31 Temmuz 2016 Pazar

Heybet... sevmek...

http://m.yenisafak.com/yazarlar/ducanecundioglu/dualarimi-kabul-etmemesinden-bildim-onu-14962

Kudret, sadece yapmaya değil, yapmamaya da muktedir olanın sıfatı.
İktidarın başlıca vasfı, eyleyip eylememe kudretidir. Kudret, arzu ettiğini avucunun içine alabilmek kadar, onu elinin tersiyle itebilmektir de. Marifet, arzu etmediğini geri çevirmekte değil, bilâkis çıldırasıyla arzu ettiğinden, hakkında deli divane olduğundan vazgeçmekte.

Vazgeçmek kolay mı?

Kolaylık da, zorluk da gerçekte kişinin vazgeçecek olduğu şey karşısındaki hâlince belirlenir. Çünkü feragatin şiddeti talebin şiddetine bağlıdır. Ne kadar istenildiyse, ne kadar istenilmişse, vazgeçişin ızdırabı da o düzeyde olacaktır.
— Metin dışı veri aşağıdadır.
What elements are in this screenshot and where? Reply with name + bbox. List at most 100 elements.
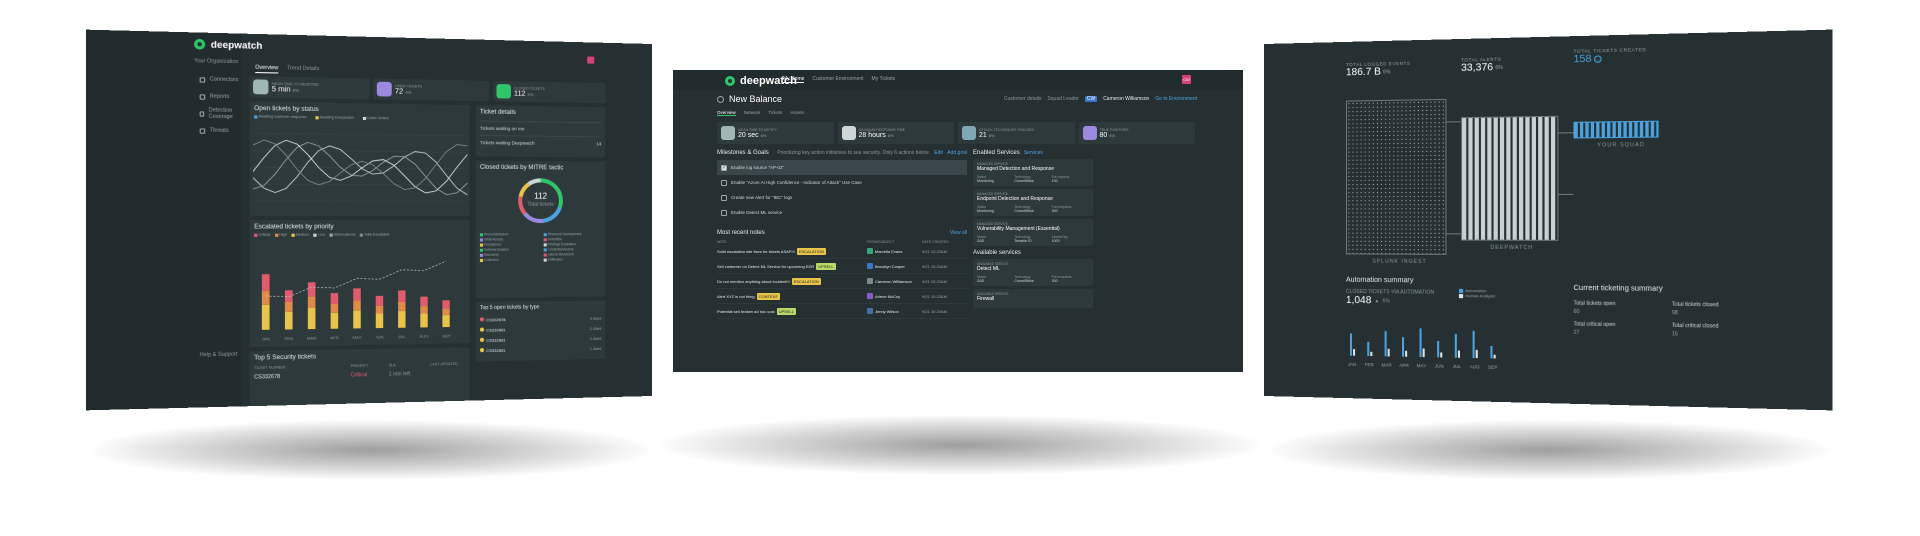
avatar[interactable]	[587, 56, 594, 63]
alert-icon	[480, 348, 484, 352]
milestone-checkbox[interactable]	[721, 210, 727, 216]
milestone-item[interactable]: Enable Detect ML service	[717, 205, 967, 220]
legend-swatch	[544, 248, 547, 251]
milestones-edit-button[interactable]: Edit	[934, 150, 943, 156]
service-meta-values: Monitoring CrowdStrike 100	[977, 179, 1089, 183]
tab-assets[interactable]: Assets	[790, 110, 804, 116]
note-row[interactable]: Sell customer on Detect ML Service for u…	[717, 259, 967, 274]
note-from-cell: Brooklyn Cooper	[867, 263, 922, 269]
note-row[interactable]: Solid escalation site fixes for tickets …	[717, 244, 967, 259]
service-card[interactable]: MANAGED SERVICE Endpoint Detection and Re…	[973, 189, 1093, 216]
nav-customer-environment[interactable]: Customer Environment	[812, 76, 863, 83]
notes-view-all[interactable]: View all	[950, 230, 967, 236]
logo[interactable]: deepwatch	[194, 39, 262, 51]
your-squad-label: YOUR SQUAD	[1597, 142, 1645, 149]
user-avatar[interactable]: CW	[1182, 75, 1191, 84]
x-tick-label: APR	[330, 335, 339, 340]
bar-segment	[285, 302, 293, 312]
funnel-stat-value-row: 186.7 B 6%	[1346, 66, 1410, 79]
bar-segment	[353, 300, 361, 310]
org-selector[interactable]: Your Organization	[194, 58, 238, 65]
legend-label: Initial Access	[484, 237, 503, 241]
tab-network[interactable]: Network	[744, 110, 761, 116]
x-tick-label: SEP	[1488, 364, 1497, 369]
milestone-checkbox[interactable]	[721, 180, 727, 186]
tab-overview[interactable]: Overview	[255, 65, 278, 74]
bar-segment	[442, 315, 449, 327]
note-date: 9/21 10:23AM	[922, 309, 967, 314]
tab-tickets[interactable]: Tickets	[768, 110, 782, 116]
arrow-icon: →	[1594, 55, 1602, 63]
mitre-legend-item: Reconnaissance	[480, 232, 540, 236]
alert-icon	[480, 317, 484, 321]
milestone-item[interactable]: Enable "Azure AI High Confidence - Indic…	[717, 175, 967, 190]
milestones-add-button[interactable]: Add goal	[947, 150, 967, 156]
security-ticket-id[interactable]: CS332678	[254, 372, 351, 380]
ticketing-stat-label: Total critical open	[1574, 321, 1661, 329]
sidebar-item-connectors[interactable]: Connectors	[200, 71, 242, 89]
sidebar-item-reports[interactable]: Reports	[200, 88, 242, 106]
service-card[interactable]: AVAILABLE SERVICE Firewall	[973, 289, 1093, 308]
enabled-services-title: Enabled Services	[973, 150, 1020, 156]
tab-trend-details[interactable]: Trend Details	[287, 65, 319, 73]
nav-my-tickets[interactable]: My Tickets	[872, 76, 896, 83]
service-card[interactable]: AVAILABLE SERVICE Detect ML Status Technolo…	[973, 259, 1093, 286]
help-link[interactable]: Help & Support	[200, 351, 238, 358]
milestone-item[interactable]: Create new Alert for "IBC" logs	[717, 190, 967, 205]
funnel-stat-value-row: 33,376 6%	[1461, 62, 1503, 74]
automation-bar	[1385, 331, 1387, 356]
kpi-row: MEAN TIME TO NOTIFY 20 sec 6% MAXIMUM RESPO…	[717, 122, 1195, 144]
column-header: LAST UPDATED	[430, 362, 465, 367]
top-open-value: 1 Alert	[590, 325, 601, 330]
service-card[interactable]: MANAGED SERVICE Managed Detection and Res…	[973, 159, 1093, 186]
x-tick-label: SEP	[442, 333, 451, 338]
note-row[interactable]: Do not mention anything about incident!!…	[717, 274, 967, 289]
dashboard-screen-funnel: TOTAL LOGGED EVENTS 186.7 B 6% TOTAL ALERTS…	[1264, 30, 1832, 411]
kpi-delta: 6%	[293, 87, 299, 92]
kpi-label: ATT&CK TECHNIQUES TRACKED	[979, 128, 1034, 132]
bar-segment	[376, 296, 383, 306]
sidebar-item-detection-coverage[interactable]: Detection Coverage	[200, 105, 242, 123]
bar-segment	[308, 282, 316, 296]
back-icon[interactable]	[717, 96, 724, 103]
top-open-row[interactable]: CS332881 1 Alert	[480, 343, 601, 355]
note-tag: CONTENT	[757, 293, 780, 300]
service-meta-value: Monitoring	[977, 209, 1014, 213]
ticket-detail-row[interactable]: Tickets waiting Deepwatch 14	[480, 135, 601, 151]
kpi-icon	[377, 82, 392, 97]
human-bar	[1353, 349, 1355, 356]
page-title: New Balance	[729, 94, 782, 104]
bar-segment	[398, 311, 405, 328]
legend-label: Total Escalated	[364, 232, 389, 236]
milestone-label: Enable "Azure AI High Confidence - Indic…	[731, 180, 862, 185]
funnel-stat-value: 186.7 B	[1346, 66, 1381, 78]
service-card[interactable]: MANAGED SERVICE Vulnerability Management …	[973, 219, 1093, 246]
funnel-stat-value: 33,376	[1461, 62, 1493, 74]
security-table-row[interactable]: CS332678 Critical 1 min left	[254, 370, 465, 381]
header-actions: Customer details Squad Leader CW Cameron…	[1004, 96, 1197, 102]
note-row[interactable]: Potential sell broken ad hoc cost UPSELL J…	[717, 304, 967, 319]
ticket-detail-row[interactable]: Tickets waiting on me	[480, 121, 601, 137]
milestone-checkbox[interactable]	[721, 195, 727, 201]
service-meta-value: SAS	[977, 239, 1014, 243]
bar-segment	[442, 308, 449, 315]
enabled-services-link[interactable]: Services	[1024, 150, 1043, 156]
customer-details-link[interactable]: Customer details	[1004, 96, 1042, 102]
bar-segment	[442, 300, 449, 308]
mitre-legend-item: Initial Access	[480, 237, 540, 241]
go-to-environment-link[interactable]: Go to Environment	[1155, 96, 1197, 102]
automation-bar	[1402, 337, 1404, 357]
closed-mitre-title: Closed tickets by MITRE tactic	[480, 165, 563, 172]
milestone-checkbox[interactable]: ✓	[721, 165, 727, 171]
milestone-item[interactable]: ✓ Enable log source "AP-02"	[717, 160, 967, 175]
enabled-services-list: MANAGED SERVICE Managed Detection and Res…	[973, 159, 1093, 246]
bar-segment	[353, 288, 361, 300]
sidebar-item-threats[interactable]: Threats	[200, 122, 242, 140]
tab-overview[interactable]: Overview	[717, 110, 736, 116]
note-row[interactable]: Alert XYZ is not firing CONTENT Arlene McC…	[717, 289, 967, 304]
gridline	[253, 150, 467, 152]
funnel-stat: TOTAL LOGGED EVENTS 186.7 B 6%	[1346, 61, 1410, 79]
nav-my-home[interactable]: My Home	[783, 76, 804, 83]
screen-shadow-left	[90, 420, 650, 480]
note-text: Potential sell broken ad hoc cost	[717, 309, 775, 314]
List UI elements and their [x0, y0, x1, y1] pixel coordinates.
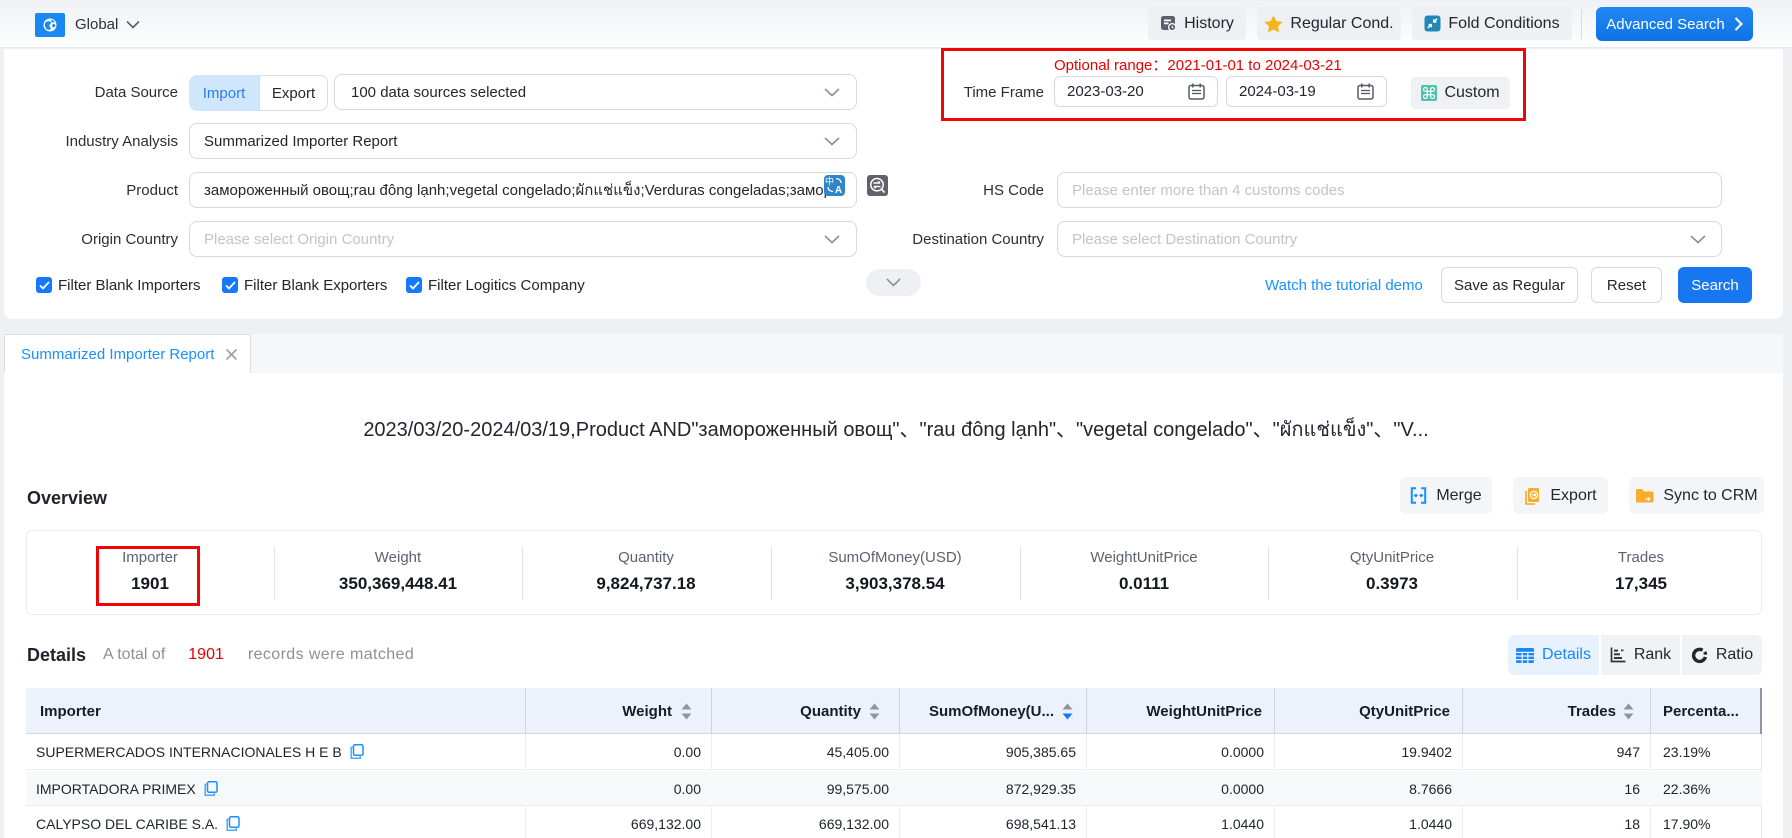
svg-text:中: 中 — [825, 176, 834, 187]
svg-text:A: A — [835, 185, 842, 196]
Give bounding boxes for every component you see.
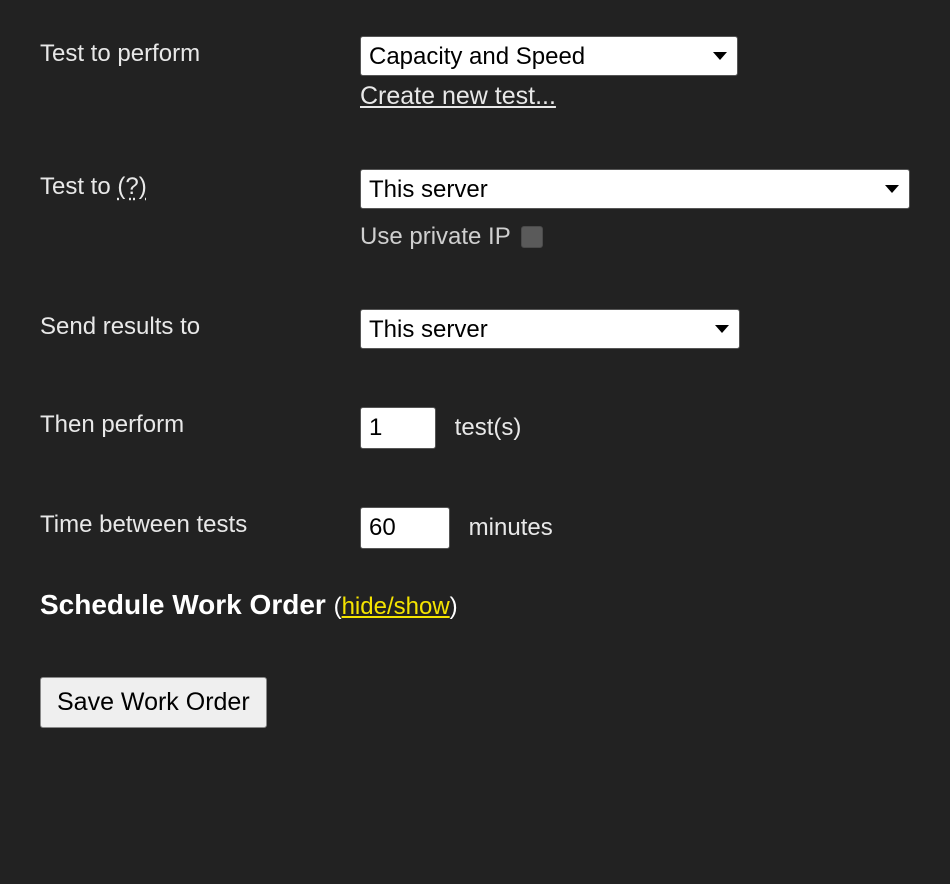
heading-schedule-title: Schedule Work Order [40, 589, 326, 620]
label-test-to-text: Test to [40, 173, 111, 200]
label-send-results-to: Send results to [40, 309, 360, 341]
select-test-to-perform[interactable]: Capacity and Speed [360, 36, 738, 76]
checkbox-use-private-ip[interactable] [521, 226, 543, 248]
row-send-results-to: Send results to This server [40, 309, 910, 349]
label-time-between: Time between tests [40, 507, 360, 539]
input-then-perform-count[interactable] [360, 407, 436, 449]
save-work-order-button[interactable]: Save Work Order [40, 677, 267, 728]
row-then-perform: Then perform test(s) [40, 407, 910, 449]
field-send-results-to: This server [360, 309, 910, 349]
row-test-to-perform: Test to perform Capacity and Speed Creat… [40, 36, 910, 111]
field-then-perform: test(s) [360, 407, 910, 449]
select-send-results-to[interactable]: This server [360, 309, 740, 349]
field-time-between: minutes [360, 507, 910, 549]
label-then-perform: Then perform [40, 407, 360, 439]
input-time-between[interactable] [360, 507, 450, 549]
row-use-private-ip: Use private IP [360, 223, 910, 251]
link-hide-show[interactable]: hide/show [342, 593, 450, 620]
heading-schedule-work-order: Schedule Work Order (hide/show) [40, 589, 910, 621]
row-time-between: Time between tests minutes [40, 507, 910, 549]
field-test-to: This server Use private IP [360, 169, 910, 251]
row-test-to: Test to (?) This server Use private IP [40, 169, 910, 251]
suffix-tests: test(s) [455, 414, 522, 441]
link-create-new-test[interactable]: Create new test... [360, 82, 556, 111]
suffix-minutes: minutes [469, 514, 553, 541]
label-test-to-perform: Test to perform [40, 36, 360, 68]
label-test-to: Test to (?) [40, 169, 360, 201]
field-test-to-perform: Capacity and Speed Create new test... [360, 36, 910, 111]
label-use-private-ip: Use private IP [360, 223, 511, 251]
help-test-to[interactable]: (?) [117, 173, 146, 200]
select-test-to[interactable]: This server [360, 169, 910, 209]
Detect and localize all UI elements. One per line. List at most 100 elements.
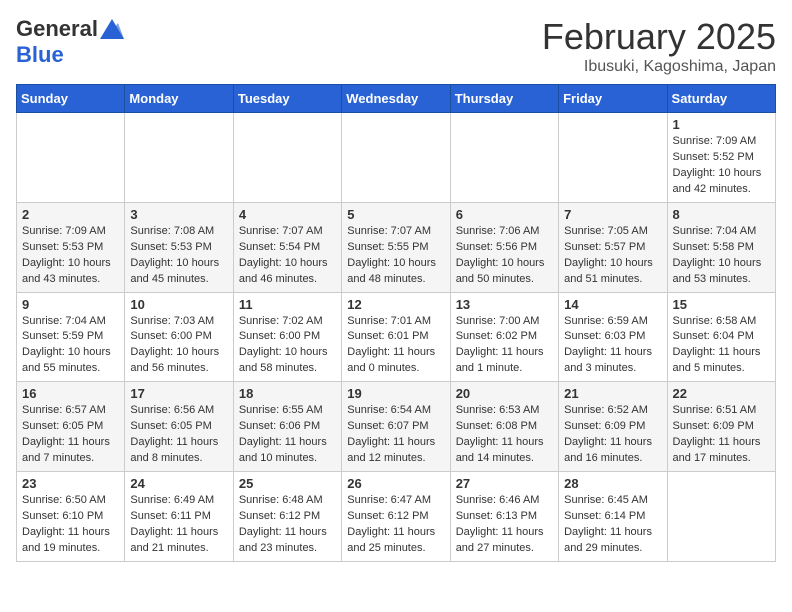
calendar-cell: 1 Sunrise: 7:09 AM Sunset: 5:52 PM Daylig…: [667, 113, 775, 203]
day-number: 1: [673, 117, 770, 132]
day-info: Sunrise: 6:57 AM Sunset: 6:05 PM Dayligh…: [22, 403, 119, 467]
day-number: 2: [22, 207, 119, 222]
day-info: Sunrise: 6:47 AM Sunset: 6:12 PM Dayligh…: [347, 493, 444, 557]
calendar-cell: [125, 113, 233, 203]
calendar-cell: [233, 113, 341, 203]
day-number: 8: [673, 207, 770, 222]
day-number: 21: [564, 386, 661, 401]
day-info: Sunrise: 6:52 AM Sunset: 6:09 PM Dayligh…: [564, 403, 661, 467]
day-info: Sunrise: 6:46 AM Sunset: 6:13 PM Dayligh…: [456, 493, 553, 557]
day-number: 20: [456, 386, 553, 401]
weekday-header-sunday: Sunday: [17, 85, 125, 113]
calendar-cell: 12 Sunrise: 7:01 AM Sunset: 6:01 PM Dayli…: [342, 292, 450, 382]
day-number: 24: [130, 476, 227, 491]
calendar-cell: 20 Sunrise: 6:53 AM Sunset: 6:08 PM Dayli…: [450, 382, 558, 472]
day-info: Sunrise: 7:07 AM Sunset: 5:54 PM Dayligh…: [239, 224, 336, 288]
day-number: 10: [130, 297, 227, 312]
calendar-cell: 16 Sunrise: 6:57 AM Sunset: 6:05 PM Dayli…: [17, 382, 125, 472]
day-info: Sunrise: 7:00 AM Sunset: 6:02 PM Dayligh…: [456, 314, 553, 378]
weekday-header-tuesday: Tuesday: [233, 85, 341, 113]
day-number: 22: [673, 386, 770, 401]
calendar-cell: 25 Sunrise: 6:48 AM Sunset: 6:12 PM Dayli…: [233, 472, 341, 562]
logo-icon: [100, 19, 124, 39]
calendar-cell: 21 Sunrise: 6:52 AM Sunset: 6:09 PM Dayli…: [559, 382, 667, 472]
calendar-table: SundayMondayTuesdayWednesdayThursdayFrid…: [16, 84, 776, 562]
day-info: Sunrise: 6:50 AM Sunset: 6:10 PM Dayligh…: [22, 493, 119, 557]
calendar-cell: 11Sunrise: 7:02 AM Sunset: 6:00 PM Dayli…: [233, 292, 341, 382]
day-number: 5: [347, 207, 444, 222]
day-number: 27: [456, 476, 553, 491]
day-number: 9: [22, 297, 119, 312]
day-info: Sunrise: 7:06 AM Sunset: 5:56 PM Dayligh…: [456, 224, 553, 288]
day-number: 17: [130, 386, 227, 401]
week-row-5: 23Sunrise: 6:50 AM Sunset: 6:10 PM Dayli…: [17, 472, 776, 562]
calendar-cell: 8 Sunrise: 7:04 AM Sunset: 5:58 PM Daylig…: [667, 202, 775, 292]
day-info: Sunrise: 7:09 AM Sunset: 5:52 PM Dayligh…: [673, 134, 770, 198]
calendar-cell: 13Sunrise: 7:00 AM Sunset: 6:02 PM Dayli…: [450, 292, 558, 382]
day-info: Sunrise: 6:55 AM Sunset: 6:06 PM Dayligh…: [239, 403, 336, 467]
location: Ibusuki, Kagoshima, Japan: [542, 58, 776, 76]
calendar-cell: 5Sunrise: 7:07 AM Sunset: 5:55 PM Daylig…: [342, 202, 450, 292]
day-number: 28: [564, 476, 661, 491]
day-number: 16: [22, 386, 119, 401]
calendar-cell: 15Sunrise: 6:58 AM Sunset: 6:04 PM Dayli…: [667, 292, 775, 382]
calendar-cell: [342, 113, 450, 203]
day-number: 14: [564, 297, 661, 312]
calendar-cell: 26 Sunrise: 6:47 AM Sunset: 6:12 PM Dayli…: [342, 472, 450, 562]
day-info: Sunrise: 6:53 AM Sunset: 6:08 PM Dayligh…: [456, 403, 553, 467]
day-number: 7: [564, 207, 661, 222]
weekday-header-row: SundayMondayTuesdayWednesdayThursdayFrid…: [17, 85, 776, 113]
calendar-cell: 4Sunrise: 7:07 AM Sunset: 5:54 PM Daylig…: [233, 202, 341, 292]
calendar-cell: 27 Sunrise: 6:46 AM Sunset: 6:13 PM Dayli…: [450, 472, 558, 562]
day-info: Sunrise: 6:58 AM Sunset: 6:04 PM Dayligh…: [673, 314, 770, 378]
day-info: Sunrise: 7:04 AM Sunset: 5:58 PM Dayligh…: [673, 224, 770, 288]
calendar-cell: 18 Sunrise: 6:55 AM Sunset: 6:06 PM Dayli…: [233, 382, 341, 472]
day-info: Sunrise: 6:54 AM Sunset: 6:07 PM Dayligh…: [347, 403, 444, 467]
calendar-cell: 3Sunrise: 7:08 AM Sunset: 5:53 PM Daylig…: [125, 202, 233, 292]
title-block: February 2025 Ibusuki, Kagoshima, Japan: [542, 16, 776, 76]
day-number: 12: [347, 297, 444, 312]
logo-blue-text: Blue: [16, 42, 64, 68]
calendar-cell: 22 Sunrise: 6:51 AM Sunset: 6:09 PM Dayli…: [667, 382, 775, 472]
day-number: 26: [347, 476, 444, 491]
day-info: Sunrise: 7:01 AM Sunset: 6:01 PM Dayligh…: [347, 314, 444, 378]
day-info: Sunrise: 6:56 AM Sunset: 6:05 PM Dayligh…: [130, 403, 227, 467]
day-number: 18: [239, 386, 336, 401]
calendar-cell: [559, 113, 667, 203]
day-number: 25: [239, 476, 336, 491]
weekday-header-monday: Monday: [125, 85, 233, 113]
page-header: General Blue February 2025 Ibusuki, Kago…: [16, 16, 776, 76]
week-row-3: 9 Sunrise: 7:04 AM Sunset: 5:59 PM Daylig…: [17, 292, 776, 382]
logo: General Blue: [16, 16, 124, 68]
week-row-1: 1 Sunrise: 7:09 AM Sunset: 5:52 PM Daylig…: [17, 113, 776, 203]
day-info: Sunrise: 7:09 AM Sunset: 5:53 PM Dayligh…: [22, 224, 119, 288]
day-info: Sunrise: 6:45 AM Sunset: 6:14 PM Dayligh…: [564, 493, 661, 557]
calendar-cell: 9 Sunrise: 7:04 AM Sunset: 5:59 PM Daylig…: [17, 292, 125, 382]
day-number: 11: [239, 297, 336, 312]
calendar-cell: 19 Sunrise: 6:54 AM Sunset: 6:07 PM Dayli…: [342, 382, 450, 472]
calendar-cell: [667, 472, 775, 562]
calendar-cell: 23Sunrise: 6:50 AM Sunset: 6:10 PM Dayli…: [17, 472, 125, 562]
day-info: Sunrise: 6:49 AM Sunset: 6:11 PM Dayligh…: [130, 493, 227, 557]
day-info: Sunrise: 6:48 AM Sunset: 6:12 PM Dayligh…: [239, 493, 336, 557]
weekday-header-wednesday: Wednesday: [342, 85, 450, 113]
calendar-cell: 7 Sunrise: 7:05 AM Sunset: 5:57 PM Daylig…: [559, 202, 667, 292]
calendar-cell: 14Sunrise: 6:59 AM Sunset: 6:03 PM Dayli…: [559, 292, 667, 382]
week-row-4: 16 Sunrise: 6:57 AM Sunset: 6:05 PM Dayli…: [17, 382, 776, 472]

Aslâ şaşırmamalı, kişi vazgeçildiği kadarıyla ancak vazgeçebilecektir!

* * *
Bir şeyi arzu ve taleb etmenin dört mertebesi vardır:

1. Meyl (eğilim)

2. İrade (istek)

3. Muhabbet (sevgi)

4. Aşk (tutku)

Bu dört terim de duyguların hareketini tanımlamakta.

Meyl, Klasik Fizik''te hareket''ten ziyade hareketin başlangıcını ifade eder. Dolayısıyla elde etmeye, ele geçirmeye, avucunun içine almaya ''meyl'' etmedikçe, o şeyin, kişinin muradı hâline gelmesi düşünülemez. Meyl şiddetlendikçe isteğe dönüşür. İstek arttıkça muhabbete dönüşür. Muhabbet de şiddetlenirse bir süre sonra tutku hâlini alır.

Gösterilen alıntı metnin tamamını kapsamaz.